We need to change the way courts deal with copyright cases


Last week, the Copyright Review Committee presented its report, Modernising Copyright, at the Royal Irish Academy in Dublin. Throughout the report the committee acknowledges the importance of balancing the competing interests of rights-holders and end-users.

Equally, however, procedural issues regarding how disputes will be managed under the proposed system were to the fore. On this point the committee makes three proposals: the introduction of a new intellectual property (IP) track in the District Court; a new specialist IP Circuit Court; and the creation of an alternative dispute resolution procedure to be overseen by the proposed Copyright Council of Ireland.

In Ireland the District Court Small Claims procedure, which is conciliatory in nature, provides a fast and inexpensive (€25) way for consumers to resolve disputes without the need to employ a solicitor. The District Court Small Claims Registrar (and not a judge) hears the complaint and then makes a recommendation to the parties concerned. The recommendation is non-binding and either party may take their case to the District Court proper. Presently the Small Claims procedure places an economic limit of €2,000 on claims, however section 15 of the Courts and Civil Law (Miscellaneous provisions) Act 2013 has extended the monetary jurisdiction of the court to €15,000 and the committee is of the view that this should also apply to IP claims brought before the Small Claims procedure.

The committee’s proposal to include intellectual property disputes within this procedure could go a long way to eliminating cost barriers that have effectively precluded both creators and users of content from defending their rights.

In addition the committee recommends that a specialist intellectual property court be established in the Circuit Court along the lines of the Intellectual Property Enterprise Court (formerly the Patent County Court) in the UK. In light of section 14 of the Courts and Civil Law (Miscellaneous Provisions) Act 2013, the committee recommends extending the monetary limits of Circuit Court IP claims to €75,000.

A chief concern when extending the jurisdiction of any court or tribunal centres upon the competencies and capabilities of that court or tribunal to fulfil that role. The committee addresses the need for training and resources should such a system be introduced but it is questionable whether this would suffice.

Intellectual property disputes are renowned for their complexity and time-consuming nature. To demand Small Claims Registrars, who primarily deal with consumer disputes, to pronounce upon the validity of, for example, plant variety patents or whether fair use/fair dealing exemptions apply may prove overwhelming.

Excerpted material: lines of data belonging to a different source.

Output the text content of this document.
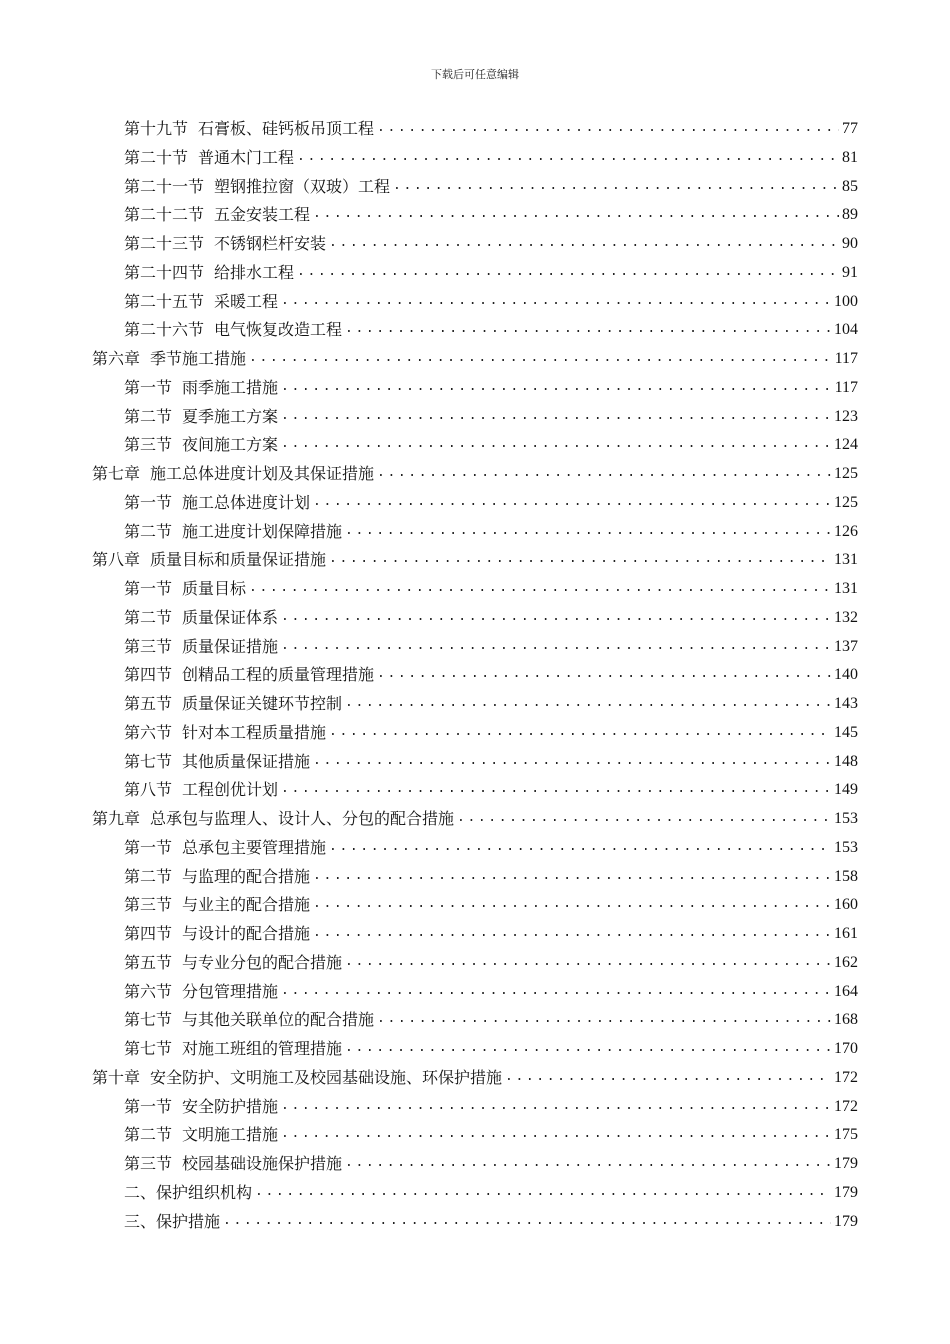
下载后可任意编辑
第十九节 石膏板、硅钙板吊顶工程 .....	77
第二十节 普通木门工程 .....	81
第二十一节 塑钢推拉窗（双玻）工程 .....	85
第二十二节 五金安装工程 .....	89
第二十三节 不锈钢栏杆安装 .....	90
第二十四节 给排水工程 .....	91
第二十五节 采暖工程 .....	100
第二十六节 电气恢复改造工程 .....	104
第六章 季节施工措施 .....	117
第一节 雨季施工措施 .....	117
第二节 夏季施工方案 .....	123
第三节 夜间施工方案 .....	124
第七章 施工总体进度计划及其保证措施 .....	125
第一节 施工总体进度计划 .....	125
第二节 施工进度计划保障措施 .....	126
第八章 质量目标和质量保证措施 .....	131
第一节 质量目标 .....	131
第二节 质量保证体系 .....	132
第三节 质量保证措施 .....	137
第四节 创精品工程的质量管理措施 .....	140
第五节 质量保证关键环节控制 .....	143
第六节 针对本工程质量措施 .....	145
第七节 其他质量保证措施 .....	148
第八节 工程创优计划 .....	149
第九章 总承包与监理人、设计人、分包的配合措施 .....	153
第一节 总承包主要管理措施 .....	153
第二节 与监理的配合措施 .....	158
第三节 与业主的配合措施 .....	160
第四节 与设计的配合措施 .....	161
第五节 与专业分包的配合措施 .....	162
第六节 分包管理措施 .....	164
第七节 与其他关联单位的配合措施 .....	168
第七节 对施工班组的管理措施 .....	170
第十章 安全防护、文明施工及校园基础设施、环保护措施 .....	172
第一节 安全防护措施 .....	172
第二节 文明施工措施 .....	175
第三节 校园基础设施保护措施 .....	179
二、保护组织机构 .....	179
三、保护措施 .....	179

There are, however, lessons to be learned from the UK approach. The Intellectual Property Enterprise Court (IPEC) offers comprehensive services that include case-management, small claims procedure and streamlined multi-track procedures. Monetary limits in the small claims procedure are limited to £10,000 and an award of costs is highly restricted.

Within the IPEC “multi-track”, damages of up to £500,000 plus limited costs of €50,000 may be awarded. The success of IPEC has been attributable to the provision of a case managed two-track court system, presided over by expert adjudicators.

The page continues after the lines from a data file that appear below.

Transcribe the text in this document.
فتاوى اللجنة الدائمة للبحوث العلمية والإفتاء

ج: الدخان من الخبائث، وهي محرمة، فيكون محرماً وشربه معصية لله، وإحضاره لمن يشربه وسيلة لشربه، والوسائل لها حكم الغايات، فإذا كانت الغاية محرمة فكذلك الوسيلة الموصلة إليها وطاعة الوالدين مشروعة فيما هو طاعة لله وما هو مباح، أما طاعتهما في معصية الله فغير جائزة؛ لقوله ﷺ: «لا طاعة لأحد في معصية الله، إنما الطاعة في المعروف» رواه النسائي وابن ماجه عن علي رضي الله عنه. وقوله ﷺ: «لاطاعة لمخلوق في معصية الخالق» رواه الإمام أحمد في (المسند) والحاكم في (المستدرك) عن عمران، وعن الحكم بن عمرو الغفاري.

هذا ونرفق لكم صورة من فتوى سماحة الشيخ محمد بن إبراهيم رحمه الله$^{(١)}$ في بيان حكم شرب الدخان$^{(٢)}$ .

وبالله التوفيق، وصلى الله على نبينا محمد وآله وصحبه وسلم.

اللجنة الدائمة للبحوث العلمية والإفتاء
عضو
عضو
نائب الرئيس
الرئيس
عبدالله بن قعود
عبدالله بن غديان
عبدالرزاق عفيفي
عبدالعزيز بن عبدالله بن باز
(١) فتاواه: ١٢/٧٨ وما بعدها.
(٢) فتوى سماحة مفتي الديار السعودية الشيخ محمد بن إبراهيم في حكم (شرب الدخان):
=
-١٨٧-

Arguably centring IP resources in one court rather than across both District and Circuit Courts is a more efficient use of resources in terms of value for the State and access to judicial expertise in IP cases for litigants.

Interestingly, in September of this year the US Copyright Office presented a report entitled Copyright Small Claims to the Committee on the Judiciary, where they recommended the creation of a Centralised Copyright Tribunal within the US Copyright Office as a form of Alternative Dispute Resolution (ADR) procedure. The Tribunal would deal primarily with “small copyright claims”.

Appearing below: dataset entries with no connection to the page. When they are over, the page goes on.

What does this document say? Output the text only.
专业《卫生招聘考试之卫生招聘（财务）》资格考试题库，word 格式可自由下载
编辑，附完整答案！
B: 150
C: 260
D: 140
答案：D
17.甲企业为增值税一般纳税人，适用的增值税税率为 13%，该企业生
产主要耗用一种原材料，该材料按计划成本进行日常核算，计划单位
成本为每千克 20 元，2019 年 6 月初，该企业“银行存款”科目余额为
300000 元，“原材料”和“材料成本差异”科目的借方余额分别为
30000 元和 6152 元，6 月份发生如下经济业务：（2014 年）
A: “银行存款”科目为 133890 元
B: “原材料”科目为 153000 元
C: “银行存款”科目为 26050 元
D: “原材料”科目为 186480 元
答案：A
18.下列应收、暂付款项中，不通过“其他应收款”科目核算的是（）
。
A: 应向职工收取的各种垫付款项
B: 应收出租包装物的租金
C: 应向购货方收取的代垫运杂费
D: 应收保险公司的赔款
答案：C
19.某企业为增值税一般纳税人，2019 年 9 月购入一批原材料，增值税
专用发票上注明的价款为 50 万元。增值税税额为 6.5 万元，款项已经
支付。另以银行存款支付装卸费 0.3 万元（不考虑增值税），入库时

In opting for an ADR procedure as opposed to State or Federal Court small copyright claims, the Copyright Office were of the opinion that knowledgeable decision-makers were key to the success of such a system. Especially where participants “if acting pro se [self representing] – might need guidance in focusing their claims and defences, making the adjudicators’ knowledge of applicable law that much more important”.

If expertise is a pre-requisite to success then Irish small claims procedures may be wanting. Instead a system more closely aligned with the UK’s IPEC may be more appropriate. A two-track procedure in a single forum offers significant benefits in terms of expertise and economies. In practice the estimated value of the infringement may provide the initial indicator as to which procedure to follow - whether that be the specialist IP District Court/Circuit Court, High Court or the Copyright Council.

In reality this would simply mean moving decision-making away from District Court Registrars, as proposed by the committee, to specialist Circuit Court case-managers.